From the first time Hadoop appeared it had a security problem. Apache Knox and Cloudera Manager have been solutions for providing authentication and authorization for basic database management functions. Also, the underlying Hadoop Filesystem now incorporates Unix-like permissions. But the issue has not been solved, so usually the pattern followed is to “plunk the S-word after the name of a new technology and you have a “BOLD IDEA FOR A NEW STARTUP!!!!””, as explained in Trust me: Big data is a huge security risk.
There have been other cases (SOA security, AJAX security, open source security) where a security startup came up.
In Hadoop, and in big data in general, the real security problem is that when we have a lot of data to aggregate we may lose context. Hadoop allows to store context, but checking all that context with each piece of data is an expensive proposition.

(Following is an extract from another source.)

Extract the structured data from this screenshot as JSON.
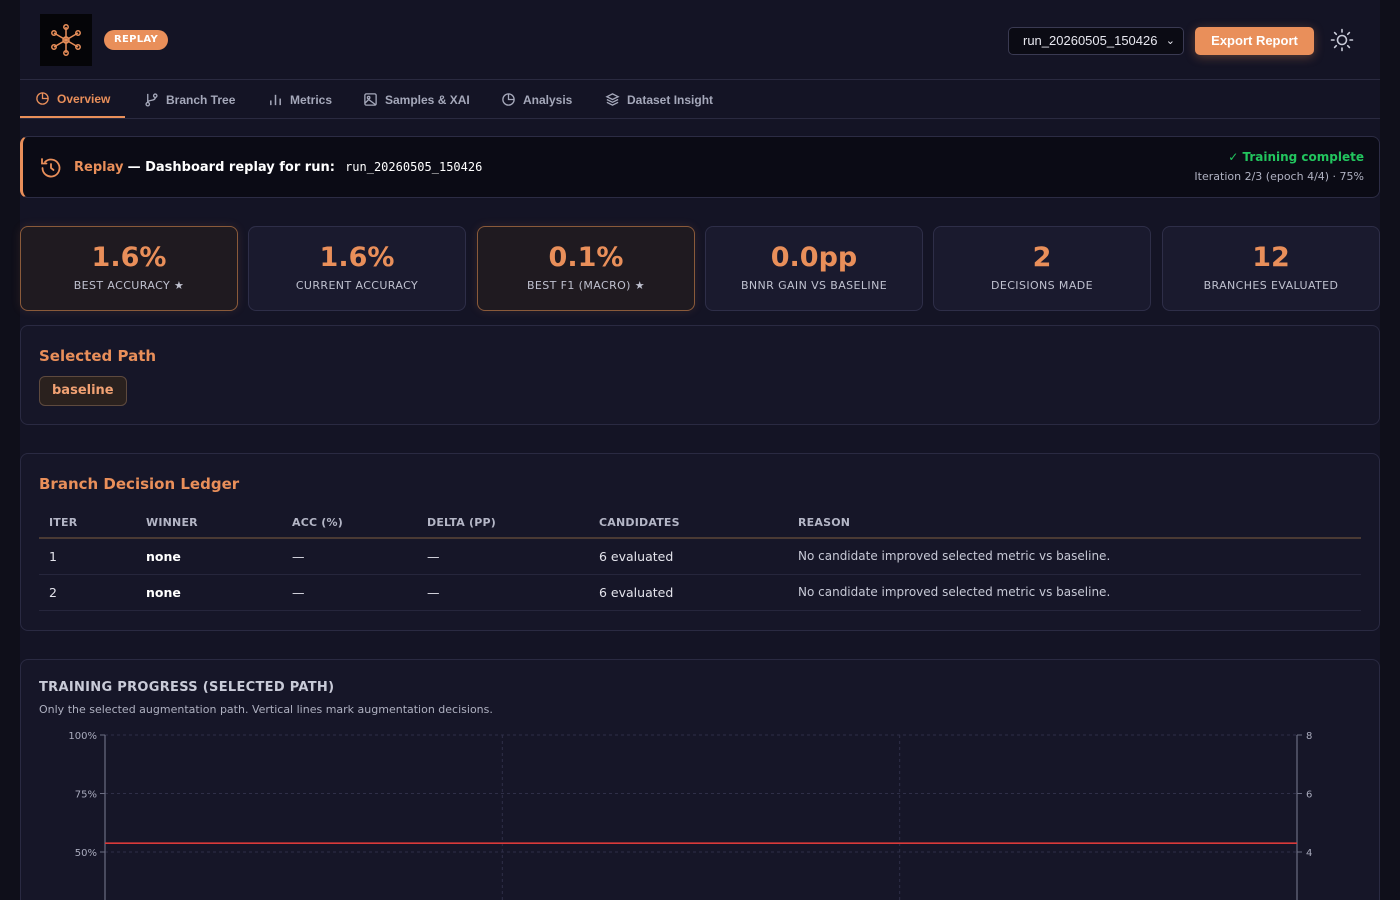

The important thing to know about context is, for example, not only how to get access to a database as a certain user, but also how to aggregate more data also preserving granular rights and permissions.
In order to succeed in having data ownership and data context rules in place without killing the performance, there are emerging technology solutions, such as Accumulo, created by the big data community — including everyone’s favorite member, the NSA.

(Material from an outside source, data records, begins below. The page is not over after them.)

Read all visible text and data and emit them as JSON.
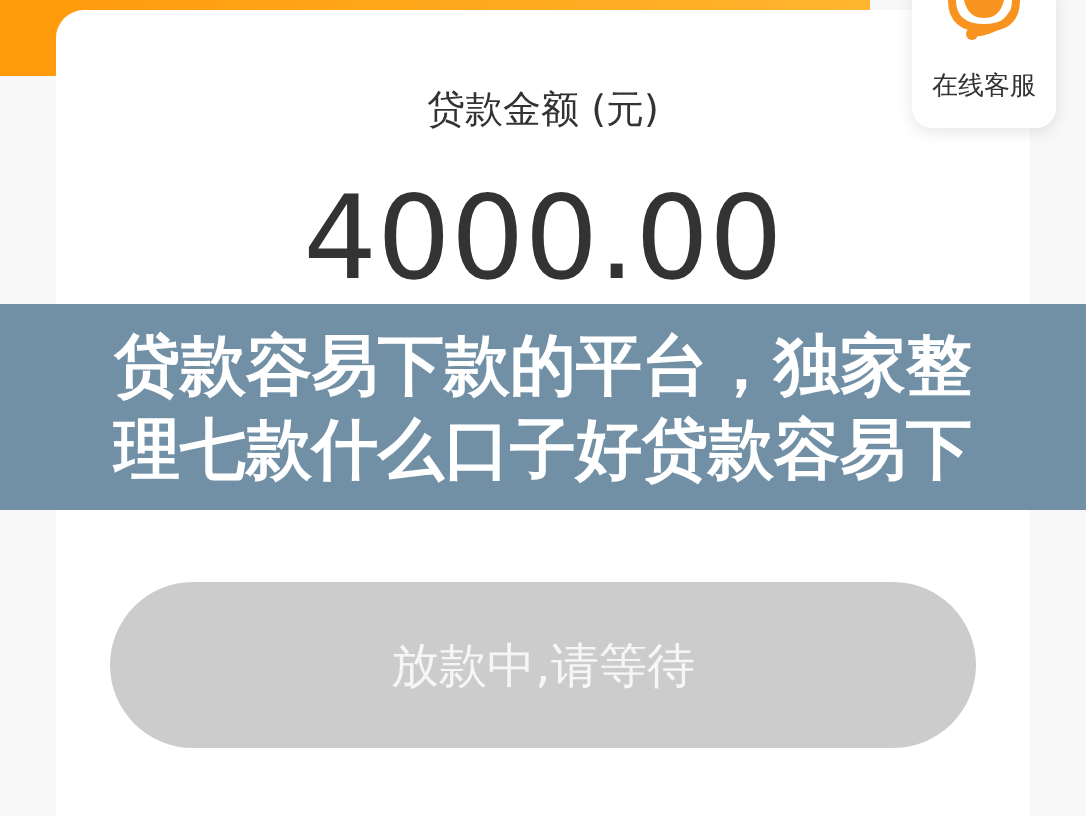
{
  "amount_label": "贷款金额 (元)",
  "amount": "4000.00",
  "service": {
    "label": "在线客服"
  },
  "status_button": {
    "label": "放款中,请等待",
    "disabled": true
  },
  "overlay_title": {
    "lines": [
      "贷款容易下款的平台，独家整",
      "理七款什么口子好贷款容易下"
    ]
  }
}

Since security problem has been a hot topic for almost a decade now, there has also been research. When building a big data project for data aggregation and wondering about security, one should search on “datawarehouse security”.
Though 70 percent of the results will be vendor pitches or complaints about RBAC, there will also be plenty of results that explain exactly how this was done before, describing neither technologies nor tools, but methodologies — and those more or less translate directly to big data.